Around 5.5 MM bbl will likely be produced during the EPS. This quantity is necessary, says Conoco's Iain MacMillan, "to reduce arbitrariness in establishing the connected volume of original oil in place as well as to investigate the parameters influencing the planned recovery mechanism during the full field development".

The wells should flow at 35,000 b/d combined, although EPS production rates may decline below that level should the reservoir perform below expectations.

Associated solution gas for Banff's oil is around 650 cf/bbl, with expected flaring at typically 22.75 mcf/d. Maximu flaring volume permitted by the facilities is 30 mcf/d.

Sedco 707 is currently being used for BP's ETAP project Machar Field, where it has already been converted to accept oil and gas production as well as produced water treatment and water injection. Further modifications to handle Banff production and flaring will be relatively limited.

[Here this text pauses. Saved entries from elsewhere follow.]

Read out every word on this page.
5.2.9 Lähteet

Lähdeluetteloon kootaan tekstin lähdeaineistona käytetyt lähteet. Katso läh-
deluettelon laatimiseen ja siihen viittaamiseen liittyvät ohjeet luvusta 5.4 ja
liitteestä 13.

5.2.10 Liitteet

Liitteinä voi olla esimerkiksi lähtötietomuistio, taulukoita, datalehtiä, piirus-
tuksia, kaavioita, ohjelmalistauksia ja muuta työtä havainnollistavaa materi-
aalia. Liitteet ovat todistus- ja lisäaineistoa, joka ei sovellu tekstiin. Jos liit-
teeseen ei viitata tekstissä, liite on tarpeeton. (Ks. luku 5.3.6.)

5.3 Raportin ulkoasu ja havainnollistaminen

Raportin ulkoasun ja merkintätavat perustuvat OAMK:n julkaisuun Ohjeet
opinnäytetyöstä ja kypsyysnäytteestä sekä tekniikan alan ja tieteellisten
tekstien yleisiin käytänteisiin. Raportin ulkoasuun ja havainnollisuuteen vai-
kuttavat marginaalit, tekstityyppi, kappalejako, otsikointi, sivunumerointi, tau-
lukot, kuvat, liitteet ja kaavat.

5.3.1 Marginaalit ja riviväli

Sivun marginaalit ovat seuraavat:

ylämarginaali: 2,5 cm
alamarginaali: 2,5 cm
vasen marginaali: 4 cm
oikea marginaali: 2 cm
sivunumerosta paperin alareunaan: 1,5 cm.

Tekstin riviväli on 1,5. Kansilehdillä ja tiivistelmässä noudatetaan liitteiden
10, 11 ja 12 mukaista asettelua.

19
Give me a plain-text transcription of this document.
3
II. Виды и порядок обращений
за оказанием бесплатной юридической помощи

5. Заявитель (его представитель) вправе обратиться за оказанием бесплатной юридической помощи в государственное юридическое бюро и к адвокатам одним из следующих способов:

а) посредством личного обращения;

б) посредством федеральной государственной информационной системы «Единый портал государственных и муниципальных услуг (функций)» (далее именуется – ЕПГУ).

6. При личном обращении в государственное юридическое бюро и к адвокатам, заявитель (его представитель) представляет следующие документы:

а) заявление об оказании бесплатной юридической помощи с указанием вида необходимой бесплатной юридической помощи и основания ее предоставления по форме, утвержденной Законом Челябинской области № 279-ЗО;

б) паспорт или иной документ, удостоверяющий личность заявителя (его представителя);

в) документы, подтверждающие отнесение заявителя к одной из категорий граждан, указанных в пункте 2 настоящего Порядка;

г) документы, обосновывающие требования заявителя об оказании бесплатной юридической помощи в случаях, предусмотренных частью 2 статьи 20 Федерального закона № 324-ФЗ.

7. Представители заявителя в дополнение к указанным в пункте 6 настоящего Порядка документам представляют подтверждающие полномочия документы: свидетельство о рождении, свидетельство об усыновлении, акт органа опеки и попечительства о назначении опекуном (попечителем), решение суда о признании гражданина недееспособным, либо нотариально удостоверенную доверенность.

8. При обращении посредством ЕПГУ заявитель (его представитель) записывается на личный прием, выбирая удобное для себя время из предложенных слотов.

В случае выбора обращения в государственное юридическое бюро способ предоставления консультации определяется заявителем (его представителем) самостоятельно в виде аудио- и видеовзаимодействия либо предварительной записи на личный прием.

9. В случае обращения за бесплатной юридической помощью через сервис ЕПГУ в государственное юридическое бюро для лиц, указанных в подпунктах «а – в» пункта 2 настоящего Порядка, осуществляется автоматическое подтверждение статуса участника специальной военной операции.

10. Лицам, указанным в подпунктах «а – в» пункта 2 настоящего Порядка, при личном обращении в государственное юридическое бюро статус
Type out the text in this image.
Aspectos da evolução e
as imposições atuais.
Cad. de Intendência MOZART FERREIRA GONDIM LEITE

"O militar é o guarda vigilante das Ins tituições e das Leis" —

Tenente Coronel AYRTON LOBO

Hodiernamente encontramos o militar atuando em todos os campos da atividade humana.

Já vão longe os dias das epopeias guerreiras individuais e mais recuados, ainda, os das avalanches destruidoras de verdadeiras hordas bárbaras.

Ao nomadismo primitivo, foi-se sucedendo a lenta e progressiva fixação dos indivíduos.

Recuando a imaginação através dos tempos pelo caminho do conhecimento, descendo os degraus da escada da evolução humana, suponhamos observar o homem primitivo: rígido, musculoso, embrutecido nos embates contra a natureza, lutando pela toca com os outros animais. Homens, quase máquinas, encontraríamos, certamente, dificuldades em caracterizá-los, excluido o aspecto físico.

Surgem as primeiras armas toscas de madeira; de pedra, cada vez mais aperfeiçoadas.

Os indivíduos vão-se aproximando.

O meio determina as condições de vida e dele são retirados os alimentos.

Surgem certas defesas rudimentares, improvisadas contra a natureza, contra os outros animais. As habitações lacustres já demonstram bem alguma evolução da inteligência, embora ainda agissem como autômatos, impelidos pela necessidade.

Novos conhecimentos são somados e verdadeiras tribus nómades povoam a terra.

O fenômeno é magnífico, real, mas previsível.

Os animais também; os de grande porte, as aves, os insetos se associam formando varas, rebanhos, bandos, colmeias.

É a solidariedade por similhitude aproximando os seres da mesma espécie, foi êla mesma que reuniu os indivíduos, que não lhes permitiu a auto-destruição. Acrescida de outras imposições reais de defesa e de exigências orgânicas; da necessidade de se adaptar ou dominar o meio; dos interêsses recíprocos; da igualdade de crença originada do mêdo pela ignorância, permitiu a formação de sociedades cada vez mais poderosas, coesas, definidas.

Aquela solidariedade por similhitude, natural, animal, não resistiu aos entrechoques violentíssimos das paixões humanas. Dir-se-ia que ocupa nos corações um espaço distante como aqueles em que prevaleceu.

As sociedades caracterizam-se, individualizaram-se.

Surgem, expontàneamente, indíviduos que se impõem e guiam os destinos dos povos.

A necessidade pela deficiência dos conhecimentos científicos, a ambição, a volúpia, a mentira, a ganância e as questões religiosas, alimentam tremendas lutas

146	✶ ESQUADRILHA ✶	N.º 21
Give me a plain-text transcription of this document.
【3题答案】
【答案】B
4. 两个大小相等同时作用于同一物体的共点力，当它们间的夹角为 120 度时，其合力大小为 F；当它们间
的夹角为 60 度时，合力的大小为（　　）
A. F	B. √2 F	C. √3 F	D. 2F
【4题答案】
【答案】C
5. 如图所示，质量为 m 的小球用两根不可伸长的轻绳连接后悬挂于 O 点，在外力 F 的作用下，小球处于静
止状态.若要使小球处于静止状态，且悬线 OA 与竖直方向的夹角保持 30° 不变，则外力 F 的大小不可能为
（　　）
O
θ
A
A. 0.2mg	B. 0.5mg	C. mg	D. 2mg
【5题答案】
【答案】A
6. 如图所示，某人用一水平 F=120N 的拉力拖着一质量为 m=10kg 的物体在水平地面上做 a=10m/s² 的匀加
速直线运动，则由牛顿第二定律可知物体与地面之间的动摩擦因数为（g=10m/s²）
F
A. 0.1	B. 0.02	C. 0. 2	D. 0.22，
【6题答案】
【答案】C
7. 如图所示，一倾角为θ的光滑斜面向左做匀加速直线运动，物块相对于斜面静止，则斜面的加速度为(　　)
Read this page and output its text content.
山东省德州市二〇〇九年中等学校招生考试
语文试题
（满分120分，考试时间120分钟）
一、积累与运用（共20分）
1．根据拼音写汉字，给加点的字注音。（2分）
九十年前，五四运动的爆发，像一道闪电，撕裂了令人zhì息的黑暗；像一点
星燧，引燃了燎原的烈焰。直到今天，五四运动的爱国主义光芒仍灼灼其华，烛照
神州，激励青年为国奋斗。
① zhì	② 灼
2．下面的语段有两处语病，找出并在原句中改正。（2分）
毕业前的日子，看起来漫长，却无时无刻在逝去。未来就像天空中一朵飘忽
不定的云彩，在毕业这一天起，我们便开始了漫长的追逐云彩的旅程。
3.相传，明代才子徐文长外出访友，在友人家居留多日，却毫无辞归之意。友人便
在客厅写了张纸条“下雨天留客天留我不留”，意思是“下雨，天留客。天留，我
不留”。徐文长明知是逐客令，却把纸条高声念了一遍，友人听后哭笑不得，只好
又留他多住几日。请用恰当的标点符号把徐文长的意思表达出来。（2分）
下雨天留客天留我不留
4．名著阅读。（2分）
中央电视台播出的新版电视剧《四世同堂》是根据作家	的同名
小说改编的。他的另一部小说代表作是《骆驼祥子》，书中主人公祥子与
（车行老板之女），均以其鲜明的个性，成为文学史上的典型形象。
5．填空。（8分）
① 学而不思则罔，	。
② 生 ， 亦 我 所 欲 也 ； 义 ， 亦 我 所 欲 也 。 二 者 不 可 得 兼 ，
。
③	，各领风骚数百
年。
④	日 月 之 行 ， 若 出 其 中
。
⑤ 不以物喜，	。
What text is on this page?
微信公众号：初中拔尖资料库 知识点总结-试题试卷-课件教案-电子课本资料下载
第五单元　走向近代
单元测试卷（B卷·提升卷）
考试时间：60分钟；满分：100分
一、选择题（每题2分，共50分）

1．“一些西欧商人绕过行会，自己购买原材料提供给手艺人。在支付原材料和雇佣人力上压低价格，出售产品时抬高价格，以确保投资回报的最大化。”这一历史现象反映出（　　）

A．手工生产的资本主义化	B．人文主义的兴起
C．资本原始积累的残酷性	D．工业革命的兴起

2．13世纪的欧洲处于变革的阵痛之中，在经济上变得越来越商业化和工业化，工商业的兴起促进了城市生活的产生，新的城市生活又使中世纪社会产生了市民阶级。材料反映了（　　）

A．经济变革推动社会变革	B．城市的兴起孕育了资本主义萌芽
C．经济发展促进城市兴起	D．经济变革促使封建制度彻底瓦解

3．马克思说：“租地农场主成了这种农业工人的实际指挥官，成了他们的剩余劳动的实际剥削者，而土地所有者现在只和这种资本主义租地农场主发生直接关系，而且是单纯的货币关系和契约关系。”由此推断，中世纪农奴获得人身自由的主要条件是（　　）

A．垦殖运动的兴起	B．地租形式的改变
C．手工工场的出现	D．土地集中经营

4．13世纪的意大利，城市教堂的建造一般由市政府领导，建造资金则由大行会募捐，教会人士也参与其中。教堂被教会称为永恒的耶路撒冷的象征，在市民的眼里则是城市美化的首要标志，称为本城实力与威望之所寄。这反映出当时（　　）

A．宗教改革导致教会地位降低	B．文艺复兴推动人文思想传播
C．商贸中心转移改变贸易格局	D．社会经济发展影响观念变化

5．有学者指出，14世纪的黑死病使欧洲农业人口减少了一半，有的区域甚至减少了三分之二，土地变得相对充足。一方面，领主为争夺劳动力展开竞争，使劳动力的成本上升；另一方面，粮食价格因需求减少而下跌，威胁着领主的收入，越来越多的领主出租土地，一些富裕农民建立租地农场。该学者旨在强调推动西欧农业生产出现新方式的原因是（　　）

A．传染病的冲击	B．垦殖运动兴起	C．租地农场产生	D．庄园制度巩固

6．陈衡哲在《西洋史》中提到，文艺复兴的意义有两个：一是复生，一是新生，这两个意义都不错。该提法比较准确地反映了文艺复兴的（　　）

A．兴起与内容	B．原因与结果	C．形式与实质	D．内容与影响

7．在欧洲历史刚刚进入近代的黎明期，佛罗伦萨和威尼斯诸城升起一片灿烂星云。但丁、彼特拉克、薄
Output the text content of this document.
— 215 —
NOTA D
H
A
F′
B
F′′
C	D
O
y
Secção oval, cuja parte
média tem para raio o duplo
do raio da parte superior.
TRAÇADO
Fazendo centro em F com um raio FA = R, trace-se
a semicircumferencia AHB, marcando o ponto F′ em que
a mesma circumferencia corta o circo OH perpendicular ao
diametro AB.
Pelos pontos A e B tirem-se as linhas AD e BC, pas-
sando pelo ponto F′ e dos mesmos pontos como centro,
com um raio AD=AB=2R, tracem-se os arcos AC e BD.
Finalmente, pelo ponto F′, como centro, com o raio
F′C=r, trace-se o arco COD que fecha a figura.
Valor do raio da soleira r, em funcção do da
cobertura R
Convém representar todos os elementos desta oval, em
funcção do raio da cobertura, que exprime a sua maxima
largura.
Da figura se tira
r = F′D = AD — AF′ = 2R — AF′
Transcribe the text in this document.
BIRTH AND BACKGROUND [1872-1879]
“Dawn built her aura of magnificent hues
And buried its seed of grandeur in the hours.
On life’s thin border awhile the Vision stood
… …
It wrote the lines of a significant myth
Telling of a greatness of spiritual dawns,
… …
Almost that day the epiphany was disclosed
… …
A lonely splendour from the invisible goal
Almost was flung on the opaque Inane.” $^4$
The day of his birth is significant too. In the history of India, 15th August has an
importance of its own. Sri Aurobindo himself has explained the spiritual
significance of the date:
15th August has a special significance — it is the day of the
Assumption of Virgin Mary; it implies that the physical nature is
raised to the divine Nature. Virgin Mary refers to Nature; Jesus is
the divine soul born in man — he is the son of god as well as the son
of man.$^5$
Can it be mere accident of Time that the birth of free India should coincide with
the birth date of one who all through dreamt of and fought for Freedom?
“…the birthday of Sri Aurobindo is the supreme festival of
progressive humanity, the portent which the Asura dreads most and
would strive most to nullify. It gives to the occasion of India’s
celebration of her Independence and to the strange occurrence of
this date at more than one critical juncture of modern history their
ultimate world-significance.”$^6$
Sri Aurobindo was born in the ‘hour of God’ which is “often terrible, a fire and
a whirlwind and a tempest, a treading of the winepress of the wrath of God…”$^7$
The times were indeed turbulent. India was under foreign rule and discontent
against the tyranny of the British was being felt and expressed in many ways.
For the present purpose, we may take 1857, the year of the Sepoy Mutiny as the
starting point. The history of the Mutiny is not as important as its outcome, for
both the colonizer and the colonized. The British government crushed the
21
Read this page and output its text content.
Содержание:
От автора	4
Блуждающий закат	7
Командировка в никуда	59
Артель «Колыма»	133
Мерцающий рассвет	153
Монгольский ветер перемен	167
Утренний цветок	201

However, some de-bottlenecking of the process system will be necessary to enable production at 35,000b/d, according to Conoco's Iain MacMillan. "This is primarily limited to upgrading the export pump motors and also change-out of some PSVs and control valves.

"One of the most significant modifications is the relocation of the export riser and quick disconnect coupling to the aft end of the platform rather than producing through the moonpool. This will entail both structural, piping and instrumentation modifications.

"The other significant work is in the area of subsea architecture and controls. This includes installing flexible jumper spools from the subsea xmas trees to a newly fabricated subsea manifold which will commingle the two wellstreams: these will then flow via a new dynamic production riser to the rig.

"Also, the 6-in. export flowline used on Machar will be re-deployed on Banff following flushing, lifting and coiling at the cessation of Machar production. This will link the Sedco 707's production facilities to the Savonita storage and shuttle tanker. It should be completed within approximately 10 days following relocation of the facility to Banff."

In addition to operating the EPS production facilities, TAP will also manage the well intervention program which will comprise gauge running and logging. And TAP will have responsibility for Banff's operational safety case and submission of the pipeline works authorization request. Conoco retains overall accountabilty for Phase I production and reservoir management.